LEGO Icons Arcade Pinball Machine box and completed build for set 11374.
Image: LEGO.

LEGO also includes an astronaut minifigure, a baby astronaut minifigure, and a spare ball. The goal is to hit the asteroid target and reunite the baby with the astronaut, which gives the machine a reason to exist beyond the mechanical flex.

The finished model measures over 9.5 inches high, 15 inches long, and 11 inches wide. That size keeps it desk-friendly. However, it should still read like a small arcade machine instead of a tiny novelty toy.

It also fits a bigger LEGO trend. Tech My Money recently covered how LEGO Pokémon Smart Play sets use smart bricks and tags. This pinball set aims for a simpler kind of interaction. No app trick has to carry the fun. The movement lives in the bricks.
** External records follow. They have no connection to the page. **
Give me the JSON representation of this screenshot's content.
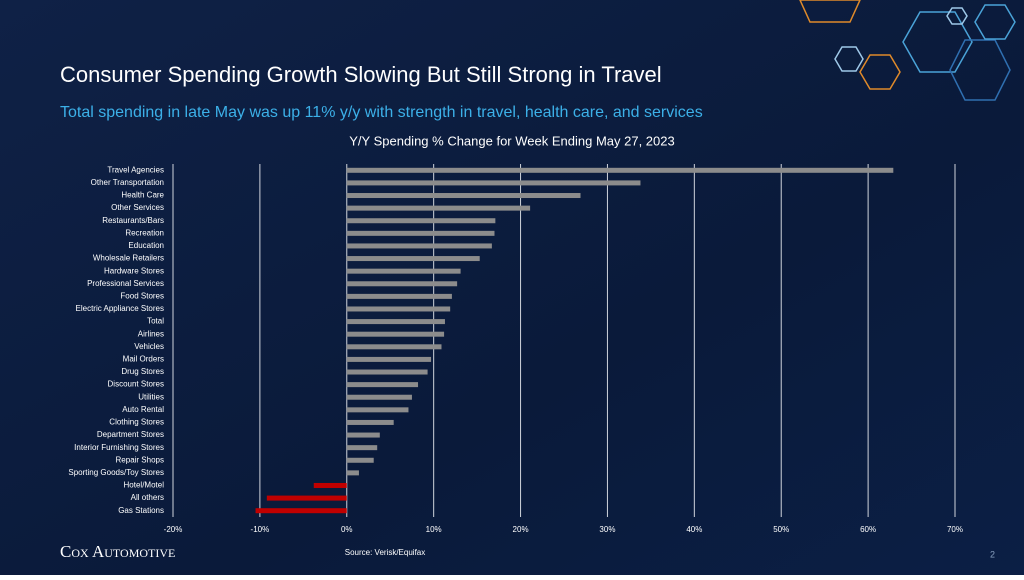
{
  "slide": {
    "title": "Consumer Spending Growth Slowing But Still Strong in Travel",
    "subtitle": "Total spending in late May was up 11% y/y with strength in travel, health care, and services",
    "logo": "Cox Automotive",
    "page_number": "2"
  },
  "chart_data": {
    "type": "hbar",
    "title": "Y/Y Spending % Change for Week Ending May 27, 2023",
    "source": "Source: Verisk/Equifax",
    "categories": [
      "Travel Agencies",
      "Other Transportation",
      "Health Care",
      "Other Services",
      "Restaurants/Bars",
      "Recreation",
      "Education",
      "Wholesale Retailers",
      "Hardware Stores",
      "Professional Services",
      "Food Stores",
      "Electric Appliance Stores",
      "Total",
      "Airlines",
      "Vehicles",
      "Mail Orders",
      "Drug Stores",
      "Discount Stores",
      "Utilities",
      "Auto Rental",
      "Clothing Stores",
      "Department Stores",
      "Interior Furnishing Stores",
      "Repair Shops",
      "Sporting Goods/Toy Stores",
      "Hotel/Motel",
      "All others",
      "Gas Stations"
    ],
    "values": [
      62.9,
      33.8,
      26.9,
      21.1,
      17.1,
      17,
      16.7,
      15.3,
      13.1,
      12.7,
      12.1,
      11.9,
      11.3,
      11.2,
      10.9,
      9.7,
      9.3,
      8.2,
      7.5,
      7.1,
      5.4,
      3.8,
      3.5,
      3.1,
      1.4,
      -3.8,
      -9.2,
      -10.5
    ],
    "color": "#8c8c8c",
    "negative_color": "#c00000",
    "xlim": [
      -20,
      70
    ],
    "xticks": [
      {
        "value": -20,
        "label": "-20%"
      },
      {
        "value": -10,
        "label": "-10%"
      },
      {
        "value": 0,
        "label": "0%"
      },
      {
        "value": 10,
        "label": "10%"
      },
      {
        "value": 20,
        "label": "20%"
      },
      {
        "value": 30,
        "label": "30%"
      },
      {
        "value": 40,
        "label": "40%"
      },
      {
        "value": 50,
        "label": "50%"
      },
      {
        "value": 60,
        "label": "60%"
      },
      {
        "value": 70,
        "label": "70%"
      }
    ],
    "grid": true
  }
}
The price puts it in collector territory

At $230, the Arcade Pinball Machine clearly targets adult LEGO fans and arcade collectors. It also makes sense for retro-gaming people who want more than a static display. The play feature gives the price a stronger argument, especially if the flippers and launcher feel sturdy after repeated use.

The timing also matches the current nostalgia wave in gaming hardware. LEGO has its arcade build. Meanwhile, devices like the Analogue 3D getting save-anywhere Memories show the same pull. Companies keep finding ways to make old-school play patterns feel fresh again.

LEGO has an official product video for the machine, and it matters here. The set’s value depends on seeing the ball move, not just reading the piece count.

Official LEGO video still showing the Arcade Pinball Machine in action.
Image: LEGO.

If the gameplay holds up, this could become a strong argument for adult display sets that still invite people to touch them. The coolest part is simple: LEGO built the action directly into the model.